A propos des frontières intérieures de la Suisse
Author(s): Pierre Centlivres
Source: https://books.openedition.org/editionsmsh/3924
Abstract
Deux discours opposés sur la Suisse renvoient aux Suisses des images contrastées d’eux-mêmes. L’un, populaire, en postule l’unité à partir d’un ensemble de stéréotypes, de vertus alpestres et de rétention bancaire : nos voisins, les Français en particulier, s’obstinent à parler du caractère suisse, de l’accent suisse, là où nous ne trouvons que diversités. Auraient-ils raison malgré nous ? En revanche, le discours des sciences sociales, celui des essayistes tant suisses que non suisses s’étonne du paradoxe que représenterait la cohésion fédérale en dépit d’une infinie diversité.

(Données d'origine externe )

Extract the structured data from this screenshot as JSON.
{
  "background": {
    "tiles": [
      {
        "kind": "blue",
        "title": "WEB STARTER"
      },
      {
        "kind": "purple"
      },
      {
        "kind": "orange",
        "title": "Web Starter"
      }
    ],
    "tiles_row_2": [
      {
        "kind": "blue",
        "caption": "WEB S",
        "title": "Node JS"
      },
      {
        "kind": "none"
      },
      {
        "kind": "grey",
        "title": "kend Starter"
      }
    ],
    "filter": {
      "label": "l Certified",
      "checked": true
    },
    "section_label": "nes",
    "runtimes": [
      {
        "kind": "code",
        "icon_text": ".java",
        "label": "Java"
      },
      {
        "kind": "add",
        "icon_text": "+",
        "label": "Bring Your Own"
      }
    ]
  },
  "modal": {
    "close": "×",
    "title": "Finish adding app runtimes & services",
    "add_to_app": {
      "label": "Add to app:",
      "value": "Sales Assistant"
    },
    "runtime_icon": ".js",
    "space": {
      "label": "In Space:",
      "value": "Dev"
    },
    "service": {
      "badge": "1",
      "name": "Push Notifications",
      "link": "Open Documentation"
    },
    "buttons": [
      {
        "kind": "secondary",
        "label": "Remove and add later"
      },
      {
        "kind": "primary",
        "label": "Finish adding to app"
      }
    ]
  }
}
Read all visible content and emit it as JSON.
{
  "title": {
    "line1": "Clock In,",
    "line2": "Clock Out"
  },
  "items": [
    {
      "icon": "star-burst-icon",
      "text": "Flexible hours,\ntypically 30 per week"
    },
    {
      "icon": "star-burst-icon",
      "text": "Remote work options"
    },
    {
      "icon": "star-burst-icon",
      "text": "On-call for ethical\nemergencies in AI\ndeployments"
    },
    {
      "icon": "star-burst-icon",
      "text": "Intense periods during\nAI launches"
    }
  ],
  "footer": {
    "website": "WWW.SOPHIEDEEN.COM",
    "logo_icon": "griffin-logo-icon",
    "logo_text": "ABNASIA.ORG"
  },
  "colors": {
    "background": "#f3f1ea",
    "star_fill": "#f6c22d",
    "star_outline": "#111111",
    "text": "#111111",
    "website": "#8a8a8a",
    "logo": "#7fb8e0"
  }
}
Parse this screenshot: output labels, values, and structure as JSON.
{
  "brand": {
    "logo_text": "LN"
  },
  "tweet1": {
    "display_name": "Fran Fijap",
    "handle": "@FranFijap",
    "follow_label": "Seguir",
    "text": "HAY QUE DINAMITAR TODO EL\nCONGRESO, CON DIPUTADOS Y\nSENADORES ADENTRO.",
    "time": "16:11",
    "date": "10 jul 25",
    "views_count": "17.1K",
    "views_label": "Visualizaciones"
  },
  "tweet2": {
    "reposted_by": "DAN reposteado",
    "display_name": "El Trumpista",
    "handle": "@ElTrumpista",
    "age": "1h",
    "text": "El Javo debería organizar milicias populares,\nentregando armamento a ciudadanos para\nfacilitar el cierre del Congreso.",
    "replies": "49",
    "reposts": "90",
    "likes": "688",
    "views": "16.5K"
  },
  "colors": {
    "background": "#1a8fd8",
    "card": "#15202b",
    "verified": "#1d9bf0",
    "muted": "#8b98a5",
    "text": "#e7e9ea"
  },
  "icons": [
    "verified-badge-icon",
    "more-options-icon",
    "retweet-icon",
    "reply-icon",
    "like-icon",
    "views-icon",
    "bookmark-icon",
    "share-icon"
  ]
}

Un miracle, selon les uns. « Une grande énigme politique », écrit C. Schmid dans « Conflict and consensus in Switzerland » (1981 : 1) : « Comment la Suisse a-t-elle réussi, dans une ère de nationalisme culturel, à souder quatre groupes linguistiques différents et deux religions principales ? », et, cent ans auparavant, Renan demandait : « Comment la Suisse, qui a trois langues, deux religions, trois ou quatre races, est-elle une nation, quand la Toscane, par exemple, qui est si homogène n’en est pas une ? »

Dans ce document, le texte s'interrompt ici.